Satellite photos appear to show Russian ships stealing Ukrainian grain

Satellite photos appear to show Russian ships stealing Ukrainian grain
By Dominic Culverwell in Berlin May 26, 2022

Satellites in space have caught Russian ships allegedly stealing Ukrainian grain through Crimea, Ukraine Business News reported on May 25. 

Maxar Technologies recorded two Russian ships in the port of occupied Sevastopol loading grain via a conveyor belt from what appear to be grain silos. Both ships have left the port, with the Aegean Matros Pozynyc heading to Lebanon and the Matros Koshka remaining in the Black Sea, according to MarineTraffic.com. 

Although Crimea is not an agricultural stronghold, the regions of Kherson and Zaporizhzhia to the north are very fertile. Although the grain is not confirmed to be Ukrainian, Russian troops are occupying, or partially occupying, both regions. Kyiv has accused Russian forces of stealing wheat and other commodities from the occupied territories and trucking them down to Crimea to export. 

One such cargo is said to have already been tracked to the port of Latakia, Syria.
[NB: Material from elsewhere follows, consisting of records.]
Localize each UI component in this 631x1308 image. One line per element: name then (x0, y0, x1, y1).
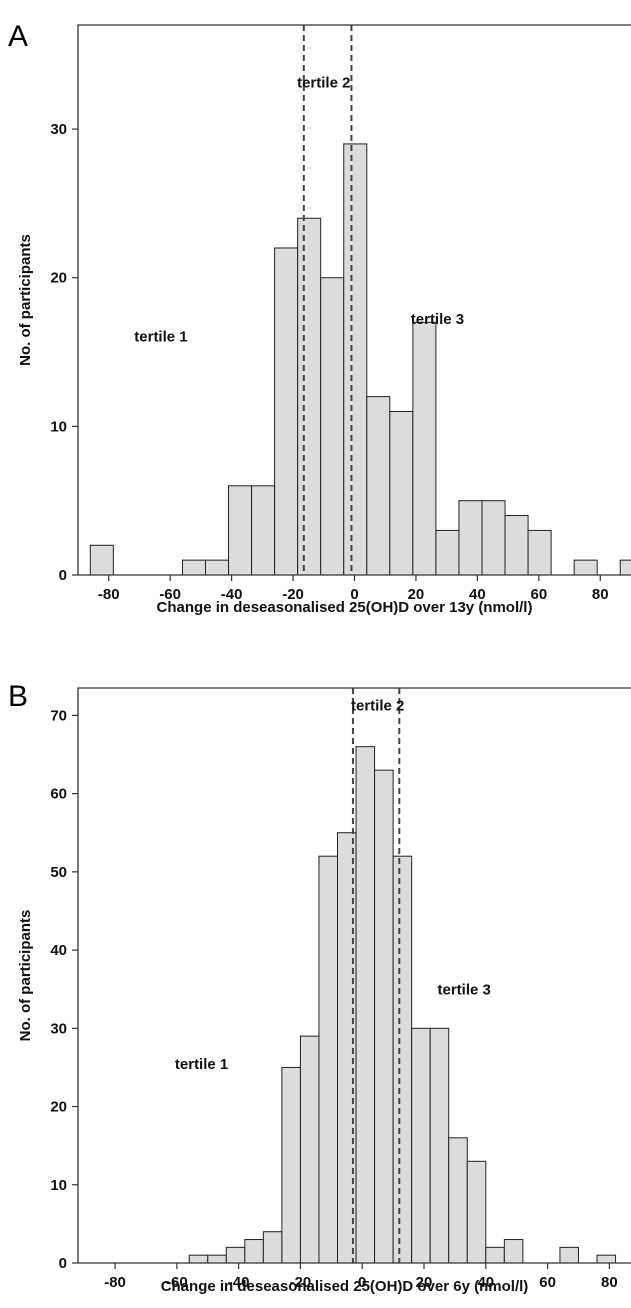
histogram-bar (374, 769, 394, 1264)
histogram-bar (504, 515, 529, 576)
histogram-bar (343, 143, 368, 576)
y-tick-label: 70 (50, 707, 67, 724)
x-tick-label: -80 (104, 1274, 126, 1291)
histogram-bar (274, 247, 299, 576)
histogram-bar (228, 485, 253, 576)
tertile-label: tertile 1 (175, 1056, 228, 1073)
tertile-label: tertile 2 (297, 74, 350, 91)
histogram-bar (262, 1231, 283, 1264)
x-tick-label: -40 (228, 1274, 250, 1291)
plot-frame (77, 687, 631, 1264)
histogram-bar (527, 529, 552, 576)
x-tick-label: -80 (98, 586, 120, 603)
y-tick-label: 30 (50, 1020, 67, 1037)
histogram-bar (481, 500, 506, 576)
y-tick-label: 30 (50, 121, 67, 138)
histogram-bar (596, 1254, 617, 1264)
panel-letter: A (8, 20, 28, 53)
histogram-bar (181, 559, 206, 576)
x-tick-label: 40 (469, 586, 486, 603)
histogram-bar (318, 855, 339, 1264)
x-axis-title: Change in deseasonalised 25(OH)D over 6y… (161, 1278, 529, 1295)
x-tick-label: -60 (166, 1274, 188, 1291)
histogram-bar (244, 1239, 264, 1264)
histogram-bar (559, 1246, 579, 1264)
x-tick-label: -20 (282, 586, 304, 603)
histogram-bar (389, 410, 414, 576)
tertile-label: tertile 2 (351, 698, 404, 715)
histogram-bar (448, 1137, 468, 1264)
x-tick-label: 80 (592, 586, 609, 603)
histogram-bar (355, 746, 376, 1264)
y-tick-label: 0 (59, 567, 67, 584)
histogram-bar (503, 1239, 524, 1264)
x-tick-label: -40 (221, 586, 243, 603)
x-tick-label: 40 (477, 1274, 494, 1291)
histogram-bar (619, 559, 631, 576)
histogram-bar (320, 277, 345, 576)
x-tick-label: 60 (539, 1274, 556, 1291)
histogram-bar (188, 1254, 209, 1264)
y-axis-title: No. of participants (17, 910, 34, 1042)
x-tick-label: 0 (358, 1274, 366, 1291)
x-tick-label: 80 (601, 1274, 618, 1291)
x-tick-label: 20 (408, 586, 425, 603)
histogram-bar (89, 544, 114, 576)
x-tick-label: 0 (350, 586, 358, 603)
tertile-label: tertile 1 (134, 329, 187, 346)
histogram-bar (366, 396, 391, 576)
x-tick-label: -20 (290, 1274, 312, 1291)
histogram-bar (225, 1246, 246, 1264)
panel-letter: B (8, 680, 28, 713)
histogram-bar (485, 1246, 505, 1264)
y-tick-label: 10 (50, 1177, 67, 1194)
y-tick-label: 60 (50, 786, 67, 803)
x-axis-title: Change in deseasonalised 25(OH)D over 13… (157, 599, 533, 616)
histogram-bar (281, 1066, 301, 1264)
histogram-bar (297, 217, 322, 576)
y-tick-label: 40 (50, 942, 67, 959)
y-tick-label: 20 (50, 1099, 67, 1116)
panel-a: A -80 -60 -40 -20 0 20 40 60 80 0 10 20 30 Change in d… (8, 20, 631, 616)
panel-b: B -80 -60 -40 -20 0 20 40 60 80 0 10 20 30 40 50 60 70 Cha… (8, 680, 631, 1295)
histogram-bar (204, 559, 230, 576)
x-tick-label: 20 (416, 1274, 433, 1291)
histogram-bar (573, 559, 598, 576)
histogram-bar (392, 855, 413, 1264)
histogram-bar (412, 321, 437, 576)
histogram-bar (466, 1160, 487, 1264)
histogram-bar (458, 500, 483, 576)
y-tick-label: 50 (50, 864, 67, 881)
y-tick-label: 0 (59, 1255, 67, 1272)
histogram-bar (429, 1027, 450, 1264)
histogram-bar (251, 485, 276, 576)
histogram-bar (435, 529, 460, 576)
histogram-bar (299, 1035, 320, 1264)
histogram-bar (411, 1027, 431, 1264)
x-tick-label: 60 (530, 586, 547, 603)
y-tick-label: 10 (50, 418, 67, 435)
y-tick-label: 20 (50, 270, 67, 287)
y-axis-title: No. of participants (17, 234, 34, 366)
x-tick-label: -60 (159, 586, 181, 603)
tertile-label: tertile 3 (437, 982, 490, 999)
tertile-label: tertile 3 (411, 311, 464, 328)
histogram-bar (207, 1254, 227, 1264)
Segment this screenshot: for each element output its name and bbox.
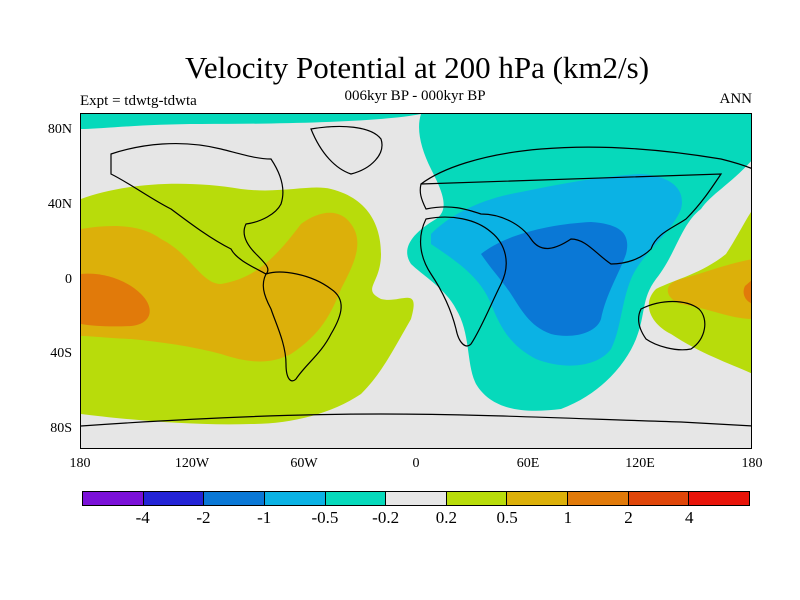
colorbar-bin [689, 492, 750, 505]
colorbar-bin [143, 492, 205, 505]
positive-core-west [81, 212, 358, 362]
y-tick-label: 80N [47, 122, 72, 137]
x-tick-label: 60W [290, 456, 318, 471]
colorbar-bin [204, 492, 265, 505]
colorbar [82, 491, 750, 506]
x-tick-label: 120W [174, 456, 210, 471]
x-tick-label: 60E [516, 456, 540, 471]
y-tick-label: 80S [50, 421, 72, 436]
positive-max-west [81, 273, 150, 327]
colorbar-label: -2 [196, 508, 211, 527]
colorbar-bin [325, 492, 387, 505]
x-tick-label: 120E [625, 456, 655, 471]
eurasia-coast [419, 146, 751, 265]
colorbar-label: 0.5 [496, 508, 518, 527]
colorbar-label: 4 [685, 508, 694, 527]
colorbar-bin [628, 492, 690, 505]
south-america-coast [262, 271, 342, 382]
y-tick-label: 0 [65, 272, 72, 287]
colorbar-bin [507, 492, 569, 505]
australia-coast [637, 300, 706, 351]
antarctica-coast [81, 413, 751, 427]
colorbar-bin [264, 492, 326, 505]
negative-core [481, 222, 628, 336]
coastlines [81, 125, 751, 427]
y-tick-label: 40N [47, 197, 72, 212]
colorbar-bin [446, 492, 508, 505]
north-america-coast [110, 142, 284, 275]
colorbar-label: -4 [135, 508, 150, 527]
colorbar-label: -0.5 [311, 508, 339, 527]
colorbar-bin [83, 492, 144, 505]
colorbar-label: -0.2 [372, 508, 400, 527]
colorbar-bin [568, 492, 629, 505]
x-tick-label: 180 [741, 456, 763, 471]
africa-coast [419, 216, 507, 347]
x-tick-label: 0 [412, 456, 420, 471]
map-field-svg [81, 114, 751, 448]
positive-max-east [743, 280, 751, 304]
colorbar-bin [386, 492, 447, 505]
y-tick-label: 40S [50, 346, 72, 361]
colorbar-label: 1 [563, 508, 573, 527]
map-subtitle: 006kyr BP - 000kyr BP [344, 88, 486, 104]
colorbar-label: -1 [257, 508, 272, 527]
x-tick-label: 180 [69, 456, 91, 471]
colorbar-label: 0.2 [435, 508, 457, 527]
map-title: Velocity Potential at 200 hPa (km2/s) [184, 50, 650, 85]
experiment-label: Expt = tdwtg-tdwta [80, 93, 197, 109]
greenland-coast [310, 125, 383, 175]
colorbar-label: 2 [624, 508, 633, 527]
negative-strip-north [81, 114, 421, 129]
season-label: ANN [719, 91, 753, 107]
map-plot-area [80, 113, 752, 449]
Ukrainian officials have alleged that the Russian bulker Matros Pozynich loaded a cargo of 27,000 tonnes of stolen grain in Crimea, then transited to Latakia after being rejected from Alexandria and Beirut due to warnings from Kyiv.

In response to the incidents of theft, Ukraine's Ambassador to Ankara Vasyl Bodnar called on the Turkish government to prohibit cargoes of stolen Ukrainian grain from crossing the Bosporus, it was reported last week.

Moscow, meanwhile, continues to refuse requests that it lift its blockade on Ukrainian ports, where millions of tonnes of wheat earmarked for export markets are stuck. If the wheat does not make it to the planned destinations, huge numbers of people around the world could die of starvation, according to aid agencies. 

The Kremlin has said it will not discuss lifting the blockade for the shipping of the wheat unless the numerous countries that have imposed swingeing sanctions on Moscow in response to its Ukraine invasion are also put on the agenda for discussion.

Nevertheless, Ukraine managed to export 650,000 tonnes of grain in the first three weeks of May, with help from Romania’s port of Constanta. Although this fell significantly short of the 1.8mn tonnes exported in the whole of May last year, according to data from the Ministry of Agrarian Policy of Ukraine

With mounting pressure of a global food crisis, Lithuanian Foreign Minister Gabrielius Landsbergis proposed that a naval escort operation – not run by Nato – could protect the grain ships as they headed through the Black Sea and past Russian warships. He suggested that countries that were affected by the potential loss of grain such as Egypt could provide the necessary protection.